Once we actually had all of the above in our possession, we set up a make-shift work bench (*note to self: Get proper work bench for future DIY projects) from lawn furniture in the garage. Then Ian started brandishing tools.
It may not seem like it, but we know our limitations so went for a very basic square headboard. The MDF is the same width as the bed (152cm) and we figured we would need the height to be 80cm taller than the mattress. We measured the spacing of the holes in the divan meant for the headboard screws and transferred this to the posts, making 2 holes in each one. We then spaced the supporting posts 15cm in from the edge of the MDF and secured them with wood glue and nails for extra stability. This is the basic frame in the crap picture above!
The foam was cut to the same dimensions as the board and is 2 inches deep so it’s nice and cushioned. We attached this with some spray adhesive to the top of the board just to hold it in place for all the yanking that was to come.

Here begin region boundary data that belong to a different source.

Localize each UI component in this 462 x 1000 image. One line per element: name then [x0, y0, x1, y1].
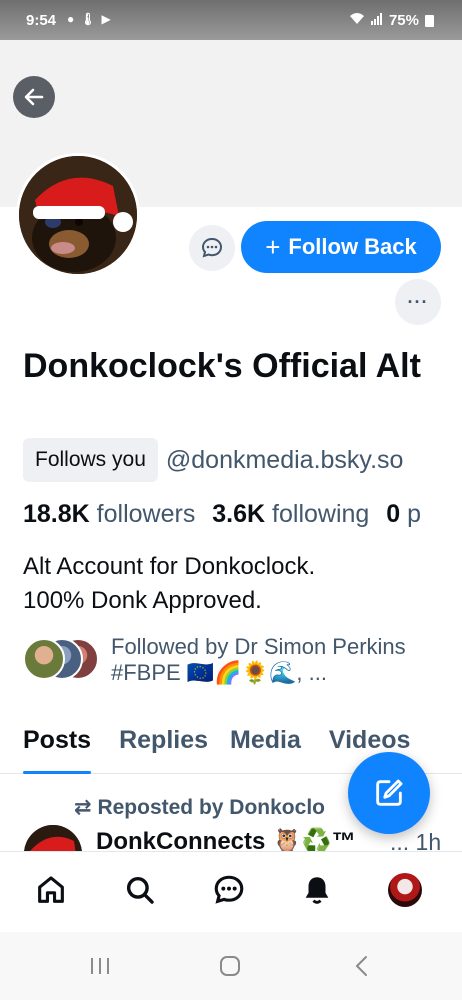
followers-count: 18.8K [23, 500, 90, 528]
bottom-nav [0, 851, 462, 931]
search-icon [126, 876, 154, 904]
post-avatar[interactable] [24, 825, 82, 851]
follow-back-button[interactable]: + Follow Back [241, 221, 441, 273]
tab-posts[interactable]: Posts [23, 718, 92, 774]
battery-percent: 75% [388, 12, 419, 29]
post-author[interactable]: DonkConnects 🦉♻️™ [96, 827, 356, 851]
profile-handle: @donkmedia.bsky.so [165, 445, 404, 474]
posts-count: 0 [386, 500, 401, 528]
followers-label: followers [96, 500, 196, 528]
followed-by-row[interactable]: Followed by Dr Simon Perkins #FBPE 🇪🇺🌈🌻🌊… [23, 634, 441, 686]
back-system-button[interactable] [350, 954, 374, 978]
nav-home[interactable] [31, 870, 71, 910]
message-button[interactable] [189, 225, 235, 271]
thermometer-icon: 🌡 [80, 12, 96, 26]
chevron-left-icon [355, 956, 367, 976]
arrow-left-icon [24, 88, 44, 106]
status-right: 75% [349, 12, 434, 29]
status-notification-icons: ● 🌡 ▶ [67, 12, 111, 26]
compose-icon [376, 779, 403, 806]
repost-line: ⇄ Reposted by Donkoclo [74, 795, 325, 820]
home-system-button[interactable] [218, 954, 242, 978]
bell-icon [305, 877, 329, 904]
repost-icon: ⇄ [74, 796, 92, 819]
status-bar: 9:54 ● 🌡 ▶ 75% [0, 0, 462, 40]
handle-row: Follows you @donkmedia.bsky.so [23, 438, 403, 482]
tab-replies[interactable]: Replies [119, 718, 208, 774]
posts-label: p [407, 500, 422, 528]
following-link[interactable]: 3.6K following [212, 500, 379, 528]
status-time: 9:54 [26, 12, 57, 29]
followers-link[interactable]: 18.8K followers [23, 500, 205, 528]
recent-apps-icon [91, 958, 109, 974]
signal-icon [370, 12, 383, 29]
follows-you-badge: Follows you [23, 438, 158, 482]
posts-stat: 0 p [386, 500, 431, 528]
chat-bubble-icon [201, 237, 223, 258]
mutual-avatar [23, 638, 65, 680]
youtube-icon: ▶ [101, 12, 111, 26]
display-name: Donkoclock's Official Alt [23, 347, 421, 385]
nav-chat[interactable] [209, 870, 249, 910]
following-count: 3.6K [212, 500, 266, 528]
home-circle-icon [220, 956, 240, 976]
recent-apps-button[interactable] [88, 954, 112, 978]
repost-label: Reposted by Donkoclo [97, 796, 325, 819]
stats-row: 18.8K followers 3.6K following 0 p [23, 500, 431, 529]
more-options-button[interactable]: ··· [395, 279, 441, 325]
nav-profile-avatar [388, 873, 422, 907]
follow-back-label: Follow Back [288, 234, 417, 259]
ellipsis-icon: ··· [407, 291, 429, 312]
mutual-avatars [23, 638, 103, 682]
nav-profile[interactable] [385, 870, 425, 910]
nav-notifications[interactable] [297, 870, 337, 910]
following-label: following [272, 500, 370, 528]
battery-icon [425, 14, 434, 27]
tab-media[interactable]: Media [230, 718, 301, 774]
profile-bio: Alt Account for Donkoclock. 100% Donk Ap… [23, 553, 316, 614]
profile-avatar[interactable] [16, 153, 140, 277]
followed-by-text: Followed by Dr Simon Perkins #FBPE 🇪🇺🌈🌻🌊… [111, 634, 406, 685]
notification-icon: ● [67, 12, 75, 26]
home-icon [38, 876, 64, 903]
nav-search[interactable] [120, 870, 160, 910]
plus-icon: + [265, 231, 281, 262]
chat-icon [214, 875, 244, 904]
compose-button[interactable] [348, 752, 430, 834]
back-button[interactable] [13, 76, 55, 118]
system-nav-bar [0, 932, 462, 1000]
wifi-icon [349, 12, 365, 29]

We laid our wadding out and placed the frame face down on top of it so that the side with the posts was facing up. Taking it in turns (because it was actually hard work) we then pulled the wadding tightly over it to smooth out the edge of the foam and secured it to the back using the staple gun. Once the wadding was secured we repeated this step with the actual fabric.
This took a fair amount of time and caused more than a little grunting on my part. We found the best way was to pull tightly on the 3 visible edges and then yank with all our might on the bottom edge so that it compressed the foam to the board. It’s kind of hard to explain but hopefully you can see from the picture below what I mean. This taught edge means that the headboard meets the mattress nice and snug.
LOOK HOW DELIGHTED HE IS WITH OUR HANDYWORK!
I paid special attention to the corners and found a way to fold in the fabric so that it was kind of mitred. We cut slits in the wadding and fabric to be able to wrap both around the posts. This but won’t be visible so we weren’t too concerned about how it looked, as long as nothing was poking out! Below you can see how long the posts extend down from the board. We wanted to make the frame as sturdy as possible while making sure it would be flush with the wall. Ideally the posts would go all the way to the floor when the headboard is attached but then they would be hitting the skirting board behind the bed and would angle the board which may cause splintering. (I EVEN SOUND LIKE I KNOW WHAT I’M DOING NOW!)
This is the back of the board and one of the corners. It looks pretty crap but it’s very secure and looks lovely from the front which is the main thing. I also turned under the raw edge of the fabric and stapled that to the board too so we wouldn’t have any fraying.
It’s quite the structure once it was attached to the bed, almost imposing, but it definitely completes the room and makes the bed feel even more luxurious! I’m calling our first joint DIY project a success and now I have about 5 bajillion more things that I want to make 🙂 On to the next one!